Updated: Feb 9, 2020
I’ve had many memorable experiences during the past thirteen years researching and writing about the Monuments Men and women, but few compare to my trip to Fort Meade, Maryland, to spend time with the 352nd Civil Affairs Command on the occasion of their 50th anniversary. Civil Affair soldiers are doing remarkable work in conflict zones all over the world, in particular those with the 352nd, ranging from rescue missions like the one that followed the earthquake in Haiti, to protecting cultural property and other important monuments in Iraq and Afghanistan war zones. Deployment of these volunteers to troubled spots around the world is increasing in frequency and duration to meet the ever growing needs. Their professionalism and commitment to mission redefine bravery and service to others. It was an honor for me to meet so many of them and listen to some of the challenges they must overcome.
Brigadier General Alan Stolte, Commanding General of the 352nd, and Command Sergeant Major Earl Rocca, both distinguished combat veterans, kindly included me in one of their mid-day briefings before allowing me time to make a presentation addressing General Eisenhower’s leadership role in the preservation of works of art and monuments during World War II. I also had a chance to discuss the experiences of the Monuments Men during World War II—both what worked, and what didn’t, and how we can learn from those experiences to do a better job protecting cultural property in conflict zones today. It’s amazing how life comes full circle: just that morning, I had a wonderful tour of the Fort George G. Meade Museum by its director, Robert Johnson, where I saw numerous photographs of a very young Dwight D. Eisenhower and George S. Patton taken in the 1920’s during their assignment to Fort Meade.
The role of those serving in the Army Reserve is greatly misunderstood by the general public. Far from being weekend soldiers, these men and women are often on extended missions that place them in harm’s way alongside active duty soldiers.

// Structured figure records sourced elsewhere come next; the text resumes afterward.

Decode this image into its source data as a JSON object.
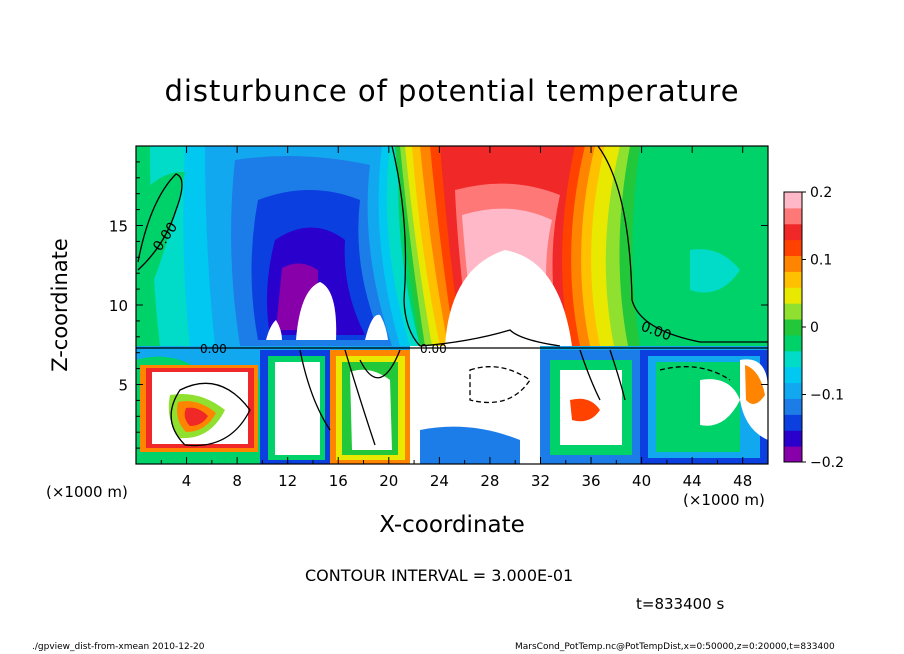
{
  "chart_data": {
    "type": "heatmap",
    "title": "disturbunce of potential temperature",
    "xlabel": "X-coordinate",
    "ylabel": "Z-coordinate",
    "x_unit": "(×1000 m)",
    "xlim": [
      0,
      50
    ],
    "ylim": [
      0,
      20
    ],
    "x_ticks": [
      "4",
      "8",
      "12",
      "16",
      "20",
      "24",
      "28",
      "32",
      "36",
      "40",
      "44",
      "48"
    ],
    "y_ticks": [
      "5",
      "10",
      "15"
    ],
    "colorbar": {
      "range": [
        -0.2,
        0.2
      ],
      "tick_labels": [
        "0.2",
        "0.1",
        "0",
        "−0.1",
        "−0.2"
      ],
      "tick_values": [
        0.2,
        0.1,
        0,
        -0.1,
        -0.2
      ],
      "colors": [
        "#8800aa",
        "#2a00cc",
        "#0b3fe0",
        "#1d7de8",
        "#11a8f0",
        "#00c8f0",
        "#00dcc8",
        "#00d26a",
        "#22c83a",
        "#90e030",
        "#e8e800",
        "#ffc000",
        "#ff8400",
        "#ff4200",
        "#f02828",
        "#ff7878",
        "#ffb8c8"
      ]
    },
    "contour_labels": [
      "0.00",
      "0.00",
      "0.00",
      "0.00"
    ],
    "contour_interval_text": "CONTOUR INTERVAL = 3.000E-01",
    "time_text": "t=833400  s"
  },
  "footer": {
    "left": "./gpview_dist-from-xmean  2010-12-20",
    "right": "MarsCond_PotTemp.nc@PotTempDist,x=0:50000,z=0:20000,t=833400"
  }
}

Like the Monuments Men and women of World War II, those serving in the 352nd Civil Affairs Command often find themselves in operational deployments that take them into war zones including Panama (1989), Desert Shield (1990), Desert Storm (Iraq and Kuwait-1991), Somalia (1993), and Bosnia (1996). They have been in continuous service post-9/11 with multiple tours of duty in Iraq, Afghanistan, and the Horn of Africa.
More than 200 guests attended that evening’s Spring Formal wearing their “dress blues.” I was honored to be included in the official receiving line and have the chance to greet each of them and their spouses. Following dinner I delivered formal remarks to the audience along with my thanks for the many sacrifices they and their families make in defense of our nation and, as I pointed out during my comments, in perpetuating the legacy of the Monuments Men and women. But the most poignant moment occurred afterward my remarks with the tribute to those killed in service. “Historically, following battle, units are reassembled and a roll call is conducted to identify those soldiers that are wounded, missing, or killed in action.” Having made that statement, Command Sergeant Rocca conducted roll call, stating each name three times while a photograph of that particular fallen comrade appeared on the screen. By my count there were about seventeen names, including several women, who had been killed in action, another painful reminder that freedom is not free.
Our nation is truly blessed to have such mature, well-informed men and women in uniform doing work that is vital to the best interests of our nation and people of good will everywhere.